Corona virus Outbreak
Apple manufacturers like Foxxconn were forced as a result of the coronavirus in China. Additionally, Apple stores in China shut their doors creating a further problem. China accounted for $43 billion of sales in 2019, roughly 16.5% of total sales, but now sales have plummeted. Not only has Apple’s supply chain has been disrupted but retail across the globe has suffered from lockdowns in major markets.
Intensity of Competition
Smartphones are a crowded market where more and more consumer electronic companies have now compete. The strongest brand at the moment is Samsung, but the market for smartphones, music streaming, entertainment streaming is becoming more competitive. As an example, Disney used to license its content to Netflix but has more recently launched Disney+.
Asia has seen its own homegrown streaming video services such as Youku Tudou and Hooq.
New Disruptive Brands
Oppo which is largely unknown in the west has grown to become China’s top smartphone – a clear case of disrupting the established players. These disruptive newcomers could expand and erode Apple’s dominance by offering lower-cost phones with similar features to gran the lower end of the market then move upmarket with higher-end phones.

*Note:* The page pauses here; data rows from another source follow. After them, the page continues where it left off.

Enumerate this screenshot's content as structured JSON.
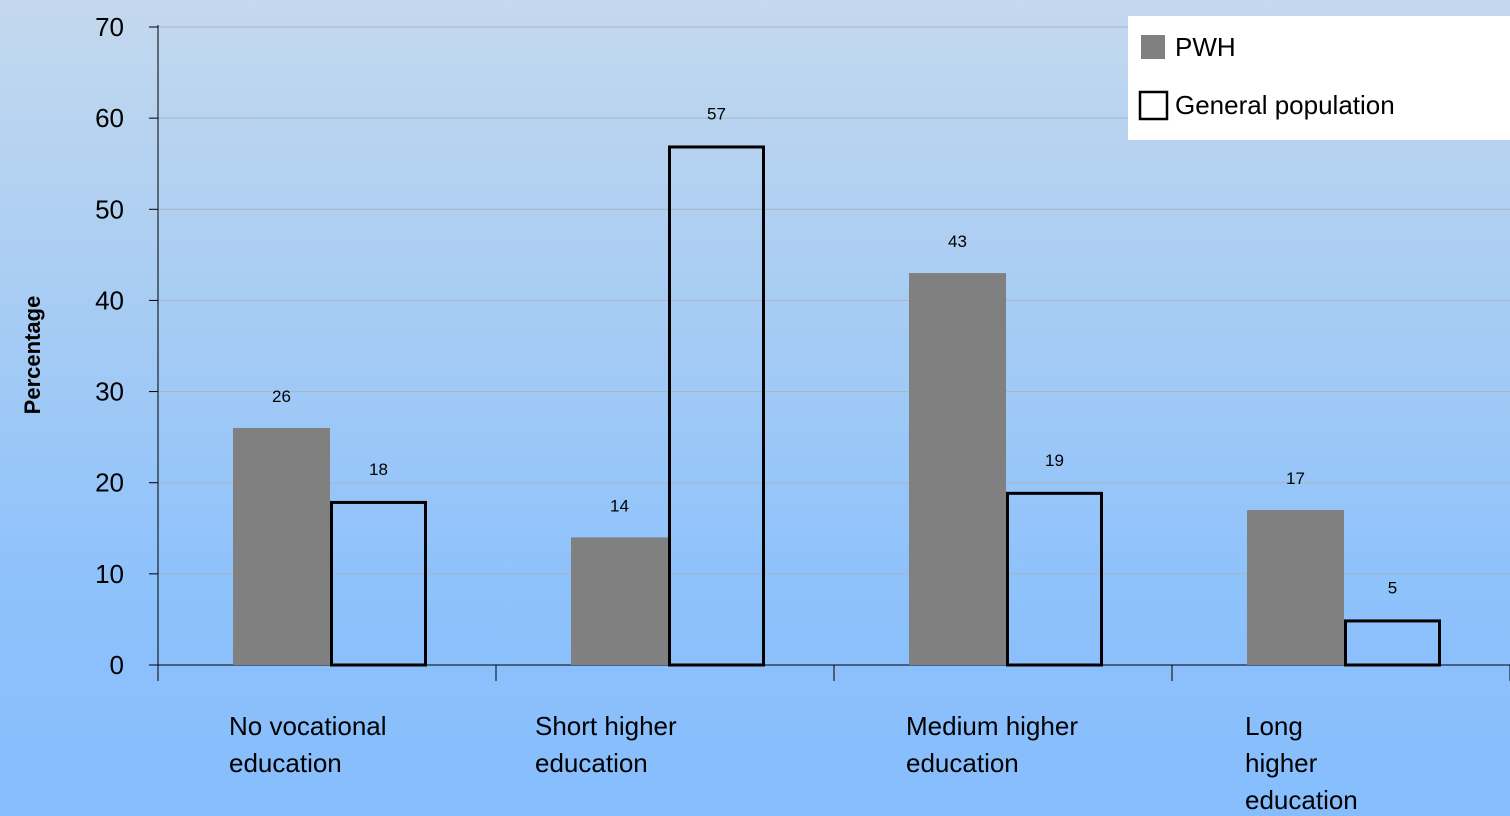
{
  "chart_data": {
    "type": "bar",
    "categories": [
      [
        "No vocational",
        "education"
      ],
      [
        "Short higher",
        "education"
      ],
      [
        "Medium higher",
        "education"
      ],
      [
        "Long",
        "higher",
        "education"
      ]
    ],
    "series": [
      {
        "name": "PWH",
        "values": [
          26,
          14,
          43,
          17
        ],
        "fill": "#808080",
        "stroke": "none"
      },
      {
        "name": "General population",
        "values": [
          18,
          57,
          19,
          5
        ],
        "fill": "none",
        "stroke": "#000000"
      }
    ],
    "ylabel": "Percentage",
    "ylim": [
      0,
      70
    ],
    "yticks": [
      0,
      10,
      20,
      30,
      40,
      50,
      60,
      70
    ],
    "grid": true,
    "legend_position": "top-right",
    "data_labels": [
      [
        "26",
        "14",
        "43",
        "17"
      ],
      [
        "18",
        "57",
        "19",
        "5"
      ]
    ]
  }
}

The US government has imposed a tariff on imports from China. Inevitably this will lead to an increase in the overall cost of Apple products. This could create the perfect storm and along with coronavirus and talks of a downturn in the economy, even devoted Apple fans might seek solace in lower-cost smartphones.
Rising Costs in China
The cost of labour in China has and continues to rise as the China economy evolves. In turn, this could place further pressure on pricing at a time when Apple continues to push premium products over more economical versions.
Intellectual Property Infringements
Apple and Broadcom had to pay out $1.1 billion for infringing the California Institute of Technology’s patents. While Apple has money to pay for this, it brings into question their ethics and approach to intellectual property and the potential for related cases.